Inadequate empowerment

Finally, the primary health-care function of empowering citizens provides another challenge. Although the primary health-care setting has the comparative advantage of its proximity to the people and community, strengthening health literacy requires actions beyond the microlevel. The experience of high-income countries has shown that health literacy education or partnerships between adult education programmes and primary health care providers can support a wide range of actions that improve health and well-being. The importance and benefits of health literacy are clear; however, the WHO Regional Office for Europe provided evidence of limited health literacy as recently as 2013. In the European Health Literacy Survey of 7795 people from eight countries, an average of 12% of the respondents demonstrated an inadequate general health literacy (ranging from 2% out of 993 respondents in the Netherlands and 27% out of 925 respondents in Bulgaria), and an average of 35% with a limited health literacy (as measured by those with inadequate literacy plus those with problematic literacy; ranging from 29% for the Netherlands to 62% in Bulgaria)., A recent systematic review reported a lack of institutional support, data and resources required for community and citizen empowerment and for participatory and deliberative approaches in health policy-making processes in sub-Saharan Africa.

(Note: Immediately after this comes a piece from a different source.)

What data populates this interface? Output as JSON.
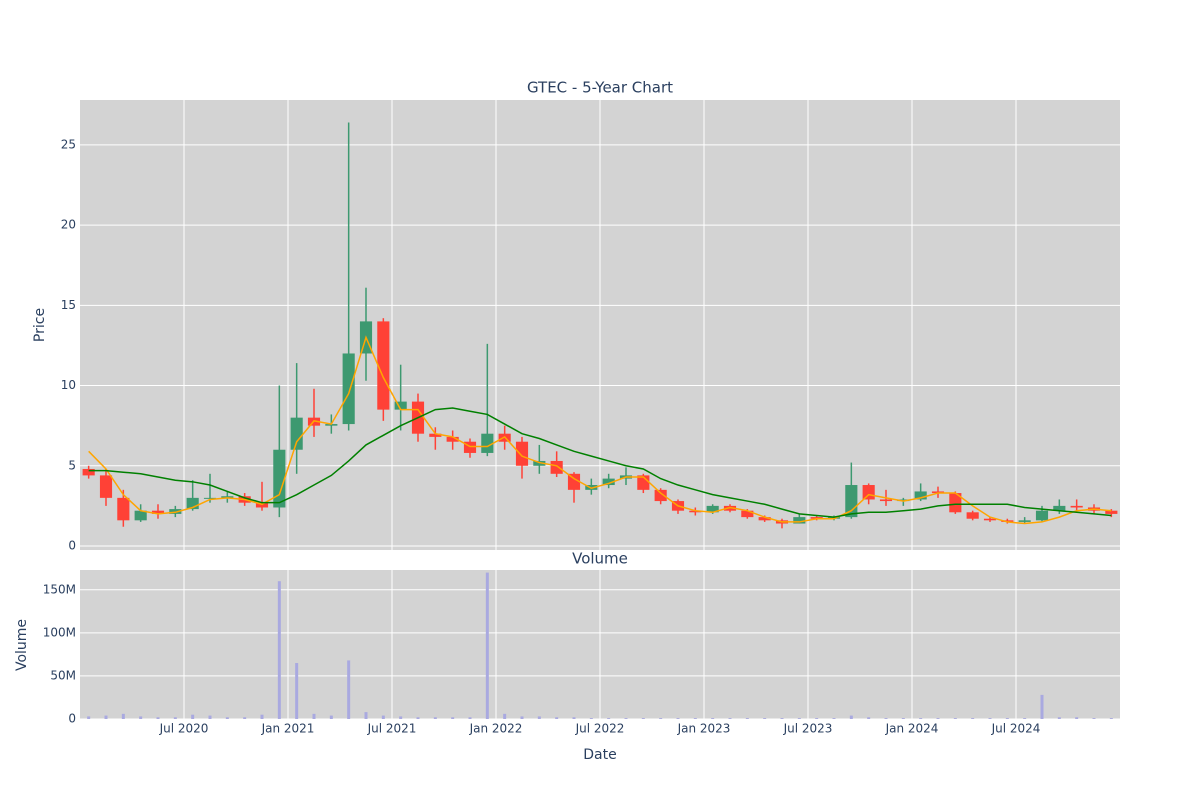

Despite the existence of participatory health councils in 99% (1972/2000) of all Brazilian cities, there still exists a lack of full citizen and community empowerment in health policy decision-making.,

Recommendations

To overcome the issues affecting the successful implementation of the primary health-care functions, and hence achievement of UHC and other health-related SDGs, we recommend that governments in low- and middle-income countries take the following actions. First, governments must significantly increase their financial commitment to the health sector, but also increase the proportion of this spending in the area of primary health care by streamlining hospital spending. Second, we recommend that governments implement programmes focused on the effective retention of the health workforce in rural primary care services. Bundle interventions, such as providing integrated training and career pathways, financial and non-financial incentives, and safe and supportive work environments, as well as meeting the needs of both individual health-care workers and those of their families, can be more effective than any single intervention. Third, we recommend that pre-service training curricula of primary health-care personnel are updated to ensure that, as well as skills in delivering clinical services, staff have the opportunity to acquire (i) awareness of the importance of public health interventions and (ii) competence in collaborating with communities and other sectors. Further, local- and national-level multisectoral actions should be synergized to address the determinants of health through the application of best-buy interventions. For example, the local-level law enforcement of smoke-free public spaces, alcohol breath testing and maximum driving speeds can be synergized with national-level interventions such as increased tax, controlled tobacco marketing, and legislation on alcohol and vehicle speed limits. Finally, to improve the health literacy of populations, we recommend that the skills of primary health-care workers be enhanced to include the establishment of official platforms that could support community engagement in multilevel decision-making in health care.